Runaway Train a été produit par Cannon Group., la société des cousins Golan et Globus, qui souhaitaient jouer dans la cours des grands dans les années 80 et dont on se souvient surtout pour les films d'actions à petits budgets qui ont accompagné toute une génération de cinéphiles en herbe.
Je me souviens de ces deux séances pour le prix d’une, ou on pouvait s’enfiler Missing in Action et American Ninja à la suite dans les salles du boulevard Sebastopol à Paris.
En 1985, Cannon est en pleine expansion, et souhaite diversifier le panel de ses productions en rehaussant notamment le niveau général de son catalogue. Débarquent donc au côté de Michael Dudikoff et de Chuck Norris, Altman, Godard et Andrei Konchalovsky.
Ce dernier, grand frère de Nikita Mikhalkov, qui s’essaya à la musique avant de se tourner définitivement vers le cinéma, fut célébré par ses pairs, (ami de Tarkovsky il co-scénarise Andrei Rublev) et châtié par la censure dans son pays, avant d’obtenir une renommée internationale grâce à un prix spécial du Jury à Cannes en 1979 décerné pour son film Sibériade. Au début des années 80, il foule donc le pavé d’Hollywood, et se trouve recommandé par Coppola (après avoir tourné Maria’s Lovers) pour adapter le scénario qu’un certain Akira Kurosawa a écrit 20 ans plus tôt.
Au milieu des années 60, Kurosawa a en effet co-signé le script original de Boso Kikansha, tiré d’un fait divers, en compagnie d'Hideo Oguni et de Ryuzo Kikushima, qu’il devait coproduire avec une société américaine et réaliser avec Toshiro Mifune dans le rôle titre mais le projet n’aboutira jamais.
Cependant, plus grand chose ne subsistera du matériau d’origine après les multiples versions du scénario revu par Djordeje Milicevic, Paul Zindel et surtout Ed Bunker.
Ex-taulard (un total de 18 ans de prison pour divers braquages), qui a trouvé la rédemption par l’écriture (aucune bête aussi féroce est à lire absolument*). Bunker a su injecter au film l’authenticité nécessaire au climat lourd et oppressant de la prison et aux personnages de détenus, en particulier le personnage de Manny, un des plus beau rôle de Jon Voigt, montagne de colère, enragée par des années de cloisonnement, pur produit du système carcéral, adulé par les prisonniers pour sa force de caractère dans un univers entièrement régi par la violence.
Son humanité refait doucement surface au fil du récit, notamment lors d’un très beau monologue face à Eric Roberts, ou lors d’une scène émotionnellement très efficace ou Rebecca de Mornay le traite d’animal et qu’il réplique No, worse: Human.
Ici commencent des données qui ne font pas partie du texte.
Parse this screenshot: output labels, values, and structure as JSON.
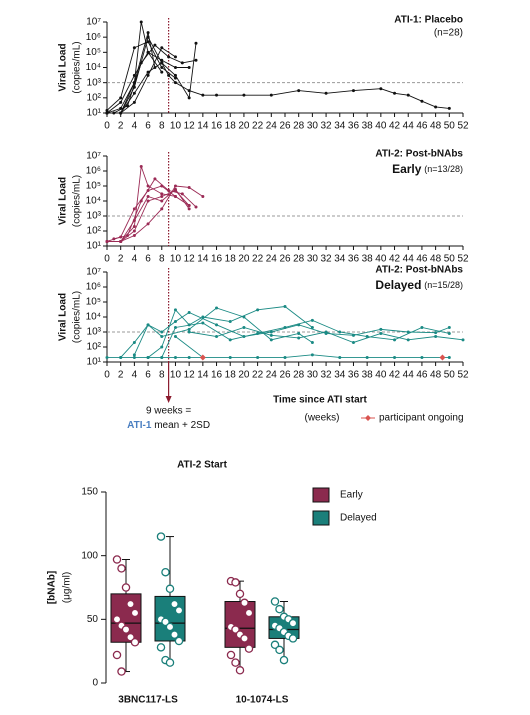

Human!".
La scène finale qui voit Manny braver la mort les bras en croix au sommet de la loco de tête n’a rien perdu de sa force avec les années, magnifiée par la musique au tempo lent de Vivaldi. C’est un final d’une profonde tristesse de toute beauté.
Malgré certaines faiblesses, notamment toutes les séquences tournées dans le centre opérationnel, je l’ai revu avec beaucoup de plaisir et la copie du DVD MGM est tout à fait correcte.
* Le film se termine d’ailleurs par une citation extraite du Richard III de Shakespeare “No beast so fierce but knows some touch of pity. But I know none, and therefore i am no beast.” (La bête la plus féroce connait la pitié. Je ne la connais pas, et ne suis donc pas une bête.). Le premier roman de Bunker s’intitule No beast so fierce. Il incarne également le personnage de Jonah dans le film.